Without access to information, the people are kept in the dark. They remain unaware of the projects and contracts the national and local governments make for them. Our people then eventually tend to develop distrust in government institutions and activities.
The passage and enforcement of FOI would be a great service to the people. It will empower the people, especially the poor, with a new tool of information, which will promote social justice by giving the opportunity for social auditing towards the pursuit of the common good.
It thus saddens many of us that the 15th Congress is about to finish its term, but the FOI bill remains as it has been in previous Congresses: a mere promise.
We did not expect the FOI bill to go this familiar route at the start of the term of President Aquino. While the composition of the 15th Congress is practically the same as that of the 14th Congress that killed the FOI bill, advocates had looked to the President as the game changer for FOI. His promise as a candidate for president that the passage of the FOI bill will be among his legislative priorities was a source of hope that the FOI bill will finally become law.
President Aquino, however, upon his assumption into office, has sent mixed signals on the FOI. It took him awhile to endorse amendments to address a number of concerns on the bill that he has raised, but that endorsement has not carried with it the same stamp of urgency that has characterized other measures that he has supported vigorously. Even now, with few session days left in the 15th Congress when his certification can truly make a difference, he has refused to give the FOI bill the prioritization that it needs. This is so surprising since he espouses good governance and transparency. Is he serious in his daang matuwid, or is it just another slogan? What is he afraid of? That the people may know what government is doing?
Still, there is time, and we join the different sectors who continue to push for the passage of the FOI bill.
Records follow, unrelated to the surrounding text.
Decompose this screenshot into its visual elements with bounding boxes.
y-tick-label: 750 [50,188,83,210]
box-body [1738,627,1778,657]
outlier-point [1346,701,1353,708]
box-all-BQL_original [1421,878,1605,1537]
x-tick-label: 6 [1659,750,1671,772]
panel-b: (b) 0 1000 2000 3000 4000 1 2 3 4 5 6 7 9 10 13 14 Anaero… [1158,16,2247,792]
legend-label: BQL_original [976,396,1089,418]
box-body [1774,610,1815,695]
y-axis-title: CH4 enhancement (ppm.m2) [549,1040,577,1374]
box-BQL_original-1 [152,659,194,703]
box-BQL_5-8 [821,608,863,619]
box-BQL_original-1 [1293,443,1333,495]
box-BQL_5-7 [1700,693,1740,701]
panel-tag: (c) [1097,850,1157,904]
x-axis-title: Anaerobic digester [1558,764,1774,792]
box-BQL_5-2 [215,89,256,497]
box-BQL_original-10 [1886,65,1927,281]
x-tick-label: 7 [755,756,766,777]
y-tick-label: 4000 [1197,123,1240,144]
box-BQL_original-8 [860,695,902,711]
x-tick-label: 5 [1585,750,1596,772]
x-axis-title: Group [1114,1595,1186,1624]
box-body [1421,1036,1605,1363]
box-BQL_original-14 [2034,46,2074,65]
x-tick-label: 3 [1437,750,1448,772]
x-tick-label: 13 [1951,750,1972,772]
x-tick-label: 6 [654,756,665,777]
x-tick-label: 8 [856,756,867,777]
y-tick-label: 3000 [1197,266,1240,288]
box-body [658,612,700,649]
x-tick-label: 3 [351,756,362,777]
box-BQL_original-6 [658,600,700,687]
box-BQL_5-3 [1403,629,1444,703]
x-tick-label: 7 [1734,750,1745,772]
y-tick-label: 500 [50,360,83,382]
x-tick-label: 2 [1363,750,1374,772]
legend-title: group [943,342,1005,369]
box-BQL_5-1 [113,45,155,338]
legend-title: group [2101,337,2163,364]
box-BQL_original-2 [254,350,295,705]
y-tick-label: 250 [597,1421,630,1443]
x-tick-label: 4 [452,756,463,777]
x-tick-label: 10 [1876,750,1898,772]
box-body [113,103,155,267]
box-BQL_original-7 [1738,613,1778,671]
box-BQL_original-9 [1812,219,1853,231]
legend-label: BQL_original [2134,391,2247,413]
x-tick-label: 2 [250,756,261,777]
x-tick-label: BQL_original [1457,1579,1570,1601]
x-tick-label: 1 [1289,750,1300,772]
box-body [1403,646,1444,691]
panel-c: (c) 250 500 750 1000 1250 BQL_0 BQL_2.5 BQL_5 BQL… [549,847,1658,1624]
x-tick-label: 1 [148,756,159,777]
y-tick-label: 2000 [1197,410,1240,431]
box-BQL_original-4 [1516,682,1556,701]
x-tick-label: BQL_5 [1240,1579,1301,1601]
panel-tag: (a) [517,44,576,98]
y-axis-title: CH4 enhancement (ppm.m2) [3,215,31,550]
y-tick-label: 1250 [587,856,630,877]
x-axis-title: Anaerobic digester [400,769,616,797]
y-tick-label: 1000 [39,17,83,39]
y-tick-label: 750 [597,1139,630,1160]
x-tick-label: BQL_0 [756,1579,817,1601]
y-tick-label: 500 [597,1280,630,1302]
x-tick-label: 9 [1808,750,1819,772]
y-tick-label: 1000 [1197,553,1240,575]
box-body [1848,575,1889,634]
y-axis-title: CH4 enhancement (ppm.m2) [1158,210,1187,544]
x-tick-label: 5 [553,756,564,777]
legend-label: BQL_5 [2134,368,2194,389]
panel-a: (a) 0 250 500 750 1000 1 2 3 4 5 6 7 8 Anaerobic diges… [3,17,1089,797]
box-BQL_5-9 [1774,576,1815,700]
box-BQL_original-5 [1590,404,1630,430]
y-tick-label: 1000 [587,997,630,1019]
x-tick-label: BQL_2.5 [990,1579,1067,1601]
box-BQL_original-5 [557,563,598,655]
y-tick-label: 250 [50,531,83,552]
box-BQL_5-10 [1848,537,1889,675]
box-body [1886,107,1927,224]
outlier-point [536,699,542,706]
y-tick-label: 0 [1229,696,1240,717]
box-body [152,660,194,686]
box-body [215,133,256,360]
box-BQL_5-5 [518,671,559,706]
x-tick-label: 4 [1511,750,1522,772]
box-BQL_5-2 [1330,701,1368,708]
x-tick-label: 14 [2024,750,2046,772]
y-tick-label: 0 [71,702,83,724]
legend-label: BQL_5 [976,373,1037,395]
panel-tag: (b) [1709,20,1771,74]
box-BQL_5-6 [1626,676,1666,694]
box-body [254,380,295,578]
In the spirit of truth and justice, CBCP-NASSA calls upon the House of Representatives, with or without the certification of urgency from President Aquino, to act on the FOI bill. Needless to say, President Aquino can choose to make a difference by certifying the urgency of the FOI bill.
In calling for the FOI to become a law, we are asking for nothing else than to fulfil the mandate of our constitution. If citizens do not fulfil the law they are penalized. But if lawmakers do not fulfil the highest law of the land, what is to be done to them?
The May 2013 election is just around the corner. Once again, the President and his candidates under his Liberal Party-led coalition will aspire to seek a fresh mandate, emphasizing that his coalition symbolizes good governance, accountability and transparency. But this assertion would indeed lack credibility if the FOI Act will remain a pipe dream for us Filipinos.
+ BRODERICK S. PABILLO, D.D.
CBCP Caritas Filipinas Foundation, Inc.